Il s’allongea sur son lit en soupirant. Voilà, il avait sa couronne, mais il se sentait encore moins libre que lorsque Prosper manigançait pour lui. Peut-être était-ce là son destin après tout ? Tout comme celui de Spyr était de se jeter dans une guerre meurtrière avec son voisin. Leur sort à tous ne serait réglé qu’après une joyeuse boucherie dont les vainqueurs dicteront leur loi. Il aurait aimé parler à Odric pour le remercier pour ses loyaux services. Son père avait échoué tout comme lui et Sirius ne se sentait plus en droit de le mettre en danger en lui demandant de travailler pour lui. De toute façon, il ne pouvait ni quitter ses appartements, ni parler aux gardes ou aux légionnaires. L’instructeur n’avait aucun moyen de le contacter.
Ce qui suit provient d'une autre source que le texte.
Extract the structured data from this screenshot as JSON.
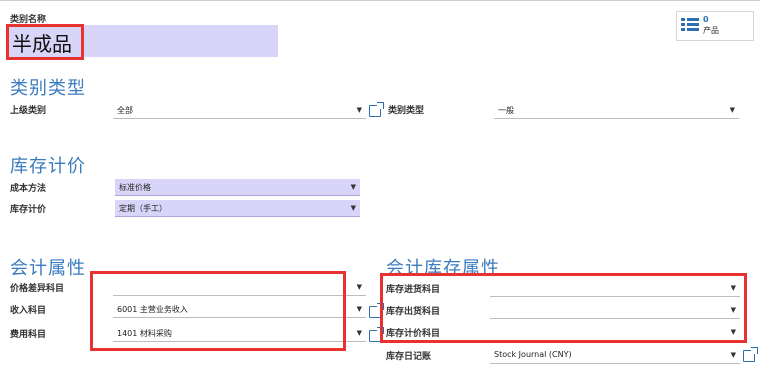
{
  "category": {
    "name_label": "类别名称",
    "name_value": "半成品"
  },
  "stat_button": {
    "count": "0",
    "label": "产品",
    "icon": "list-icon"
  },
  "sections": {
    "category_type": "类别类型",
    "inventory_valuation": "库存计价",
    "accounting": "会计属性",
    "accounting_inventory": "会计库存属性"
  },
  "category_type": {
    "parent_label": "上级类别",
    "parent_value": "全部",
    "type_label": "类别类型",
    "type_value": "一般"
  },
  "valuation": {
    "cost_method_label": "成本方法",
    "cost_method_value": "标准价格",
    "inventory_valuation_label": "库存计价",
    "inventory_valuation_value": "定期（手工）"
  },
  "accounting": {
    "price_diff_label": "价格差异科目",
    "price_diff_value": "",
    "income_label": "收入科目",
    "income_value": "6001 主营业务收入",
    "expense_label": "费用科目",
    "expense_value": "1401 材料采购"
  },
  "accounting_inventory": {
    "stock_in_label": "库存进货科目",
    "stock_in_value": "",
    "stock_out_label": "库存出货科目",
    "stock_out_value": "",
    "stock_valuation_label": "库存计价科目",
    "stock_valuation_value": "",
    "stock_journal_label": "库存日记账",
    "stock_journal_value": "Stock Journal (CNY)"
  },
  "colors": {
    "highlight_red": "#e8322f",
    "section_blue": "#3b7bbf",
    "required_bg": "#d8d5f8"
  }
}
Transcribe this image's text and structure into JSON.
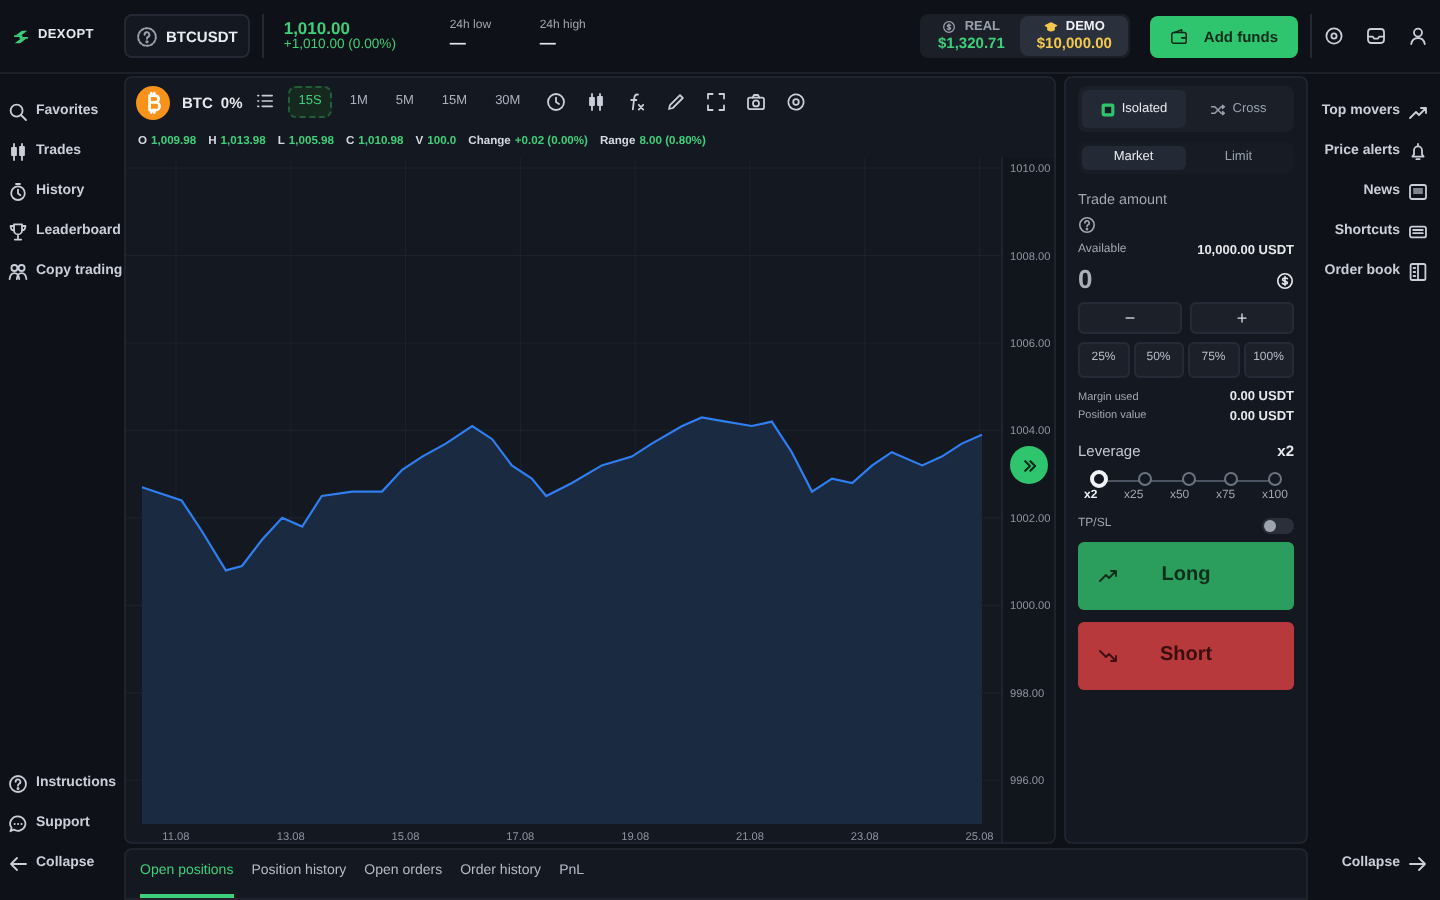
{
  "brand": {
    "name": "DEXOPT"
  },
  "symbol": {
    "name": "BTCUSDT"
  },
  "price": {
    "last": "1,010.00",
    "change": "+1,010.00 (0.00%)"
  },
  "stats": [
    {
      "label": "24h low",
      "value": "—"
    },
    {
      "label": "24h high",
      "value": "—"
    }
  ],
  "accounts": [
    {
      "label": "REAL",
      "balance": "$1,320.71",
      "color": "#3fcf7a",
      "selected": false
    },
    {
      "label": "DEMO",
      "balance": "$10,000.00",
      "color": "#f2c94c",
      "selected": true
    }
  ],
  "add_funds": "Add funds",
  "left_nav": [
    {
      "label": "Favorites"
    },
    {
      "label": "Trades"
    },
    {
      "label": "History"
    },
    {
      "label": "Leaderboard"
    },
    {
      "label": "Copy trading"
    }
  ],
  "left_footer": [
    {
      "label": "Instructions"
    },
    {
      "label": "Support"
    },
    {
      "label": "Collapse"
    }
  ],
  "chart": {
    "asset": "BTC",
    "change": "0%",
    "intervals": [
      {
        "label": "15S",
        "selected": true
      },
      {
        "label": "1M",
        "selected": false
      },
      {
        "label": "5M",
        "selected": false
      },
      {
        "label": "15M",
        "selected": false
      },
      {
        "label": "30M",
        "selected": false
      }
    ],
    "ohlc": [
      {
        "key": "O",
        "value": "1,009.98"
      },
      {
        "key": "H",
        "value": "1,013.98"
      },
      {
        "key": "L",
        "value": "1,005.98"
      },
      {
        "key": "C",
        "value": "1,010.98"
      },
      {
        "key": "V",
        "value": "100.0"
      },
      {
        "key": "Change",
        "value": "+0.02 (0.00%)"
      },
      {
        "key": "Range",
        "value": "8.00 (0.80%)"
      }
    ],
    "chart_data": {
      "type": "area",
      "grid": true,
      "xlim": [
        10.21,
        25.47
      ],
      "ylim": [
        995,
        1010.23
      ],
      "x": [
        10.49,
        11.18,
        11.53,
        11.95,
        12.23,
        12.58,
        12.93,
        13.28,
        13.62,
        14.15,
        14.67,
        15.02,
        15.37,
        15.78,
        16.24,
        16.59,
        16.93,
        17.28,
        17.53,
        17.98,
        18.5,
        19.02,
        19.37,
        19.9,
        20.24,
        20.66,
        21.11,
        21.46,
        21.81,
        22.16,
        22.51,
        22.86,
        23.21,
        23.55,
        24.08,
        24.42,
        24.77,
        25.12
      ],
      "series": [
        {
          "color": "#2f7ff0",
          "values": [
            1002.7,
            1002.4,
            1001.7,
            1000.8,
            1000.9,
            1001.5,
            1002.0,
            1001.8,
            1002.5,
            1002.6,
            1002.6,
            1003.1,
            1003.4,
            1003.7,
            1004.1,
            1003.8,
            1003.2,
            1002.9,
            1002.5,
            1002.8,
            1003.2,
            1003.4,
            1003.7,
            1004.1,
            1004.3,
            1004.2,
            1004.1,
            1004.2,
            1003.5,
            1002.6,
            1002.9,
            1002.8,
            1003.2,
            1003.5,
            1003.2,
            1003.4,
            1003.7,
            1003.9
          ]
        }
      ],
      "xticks": [
        {
          "value": 11.08,
          "label": "11.08"
        },
        {
          "value": 13.08,
          "label": "13.08"
        },
        {
          "value": 15.08,
          "label": "15.08"
        },
        {
          "value": 17.08,
          "label": "17.08"
        },
        {
          "value": 19.08,
          "label": "19.08"
        },
        {
          "value": 21.08,
          "label": "21.08"
        },
        {
          "value": 23.08,
          "label": "23.08"
        },
        {
          "value": 25.08,
          "label": "25.08"
        }
      ],
      "yticks": [
        {
          "value": 996,
          "label": "996.00"
        },
        {
          "value": 998,
          "label": "998.00"
        },
        {
          "value": 1000,
          "label": "1000.00"
        },
        {
          "value": 1002,
          "label": "1002.00"
        },
        {
          "value": 1004,
          "label": "1004.00"
        },
        {
          "value": 1006,
          "label": "1006.00"
        },
        {
          "value": 1008,
          "label": "1008.00"
        },
        {
          "value": 1010,
          "label": "1010.00"
        }
      ]
    }
  },
  "trade": {
    "margin_modes": [
      {
        "label": "Isolated",
        "selected": true
      },
      {
        "label": "Cross",
        "selected": false
      }
    ],
    "order_types": [
      {
        "label": "Market",
        "selected": true
      },
      {
        "label": "Limit",
        "selected": false
      }
    ],
    "amount_label": "Trade amount",
    "available_label": "Available",
    "available": "10,000.00 USDT",
    "amount": "0",
    "steppers": [
      "−",
      "+"
    ],
    "presets": [
      "25%",
      "50%",
      "75%",
      "100%"
    ],
    "rows": [
      {
        "label": "Margin used",
        "value": "0.00 USDT"
      },
      {
        "label": "Position value",
        "value": "0.00 USDT"
      }
    ],
    "leverage_label": "Leverage",
    "leverage": "x2",
    "leverage_steps": [
      {
        "label": "x2",
        "selected": true
      },
      {
        "label": "x25",
        "selected": false
      },
      {
        "label": "x50",
        "selected": false
      },
      {
        "label": "x75",
        "selected": false
      },
      {
        "label": "x100",
        "selected": false
      }
    ],
    "tpsl": {
      "label": "TP/SL",
      "on": false
    },
    "long": "Long",
    "short": "Short"
  },
  "right_nav": [
    {
      "label": "Top movers"
    },
    {
      "label": "Price alerts"
    },
    {
      "label": "News"
    },
    {
      "label": "Shortcuts"
    },
    {
      "label": "Order book"
    }
  ],
  "right_footer": {
    "label": "Collapse"
  },
  "bottom_tabs": [
    {
      "label": "Open positions",
      "selected": true
    },
    {
      "label": "Position history",
      "selected": false
    },
    {
      "label": "Open orders",
      "selected": false
    },
    {
      "label": "Order history",
      "selected": false
    },
    {
      "label": "PnL",
      "selected": false
    }
  ]
}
Sirius s’arracha la couronne dorée qu’il portait depuis qu’il avait quitté le temple et la lança en criant de rage. Mais il ne reconnut pas le son attendu du choc de l’objet sur les dalles en pierre. En relevant la tête, il vit Pyra qui se tenait devant lui, la couronne dans sa main droite.

— Je dérange, peut-être ? Dit-elle en posant délicatement l’objet sur la table.

— Allez-vous en, je n’ai rien à vous dire.

— C’est fort dommage, moi qui pensais pouvoir passer un bon moment en ta compagnie.

— Allez retrouver Atrius, je suis sûr qu’il sera ravi de vous voir.

— Les prêtres sont d’un ennui. Atrius m’est juste utile pour rassembler des adeptes.

— Alors pourquoi l’avez-vous guidé jusqu’au pouvoir ? Je ne peux pas croire qu’il soit parvenu jusque-là sans votre aide.

— Serait-ce de la jalousie, mon cher Sirius ?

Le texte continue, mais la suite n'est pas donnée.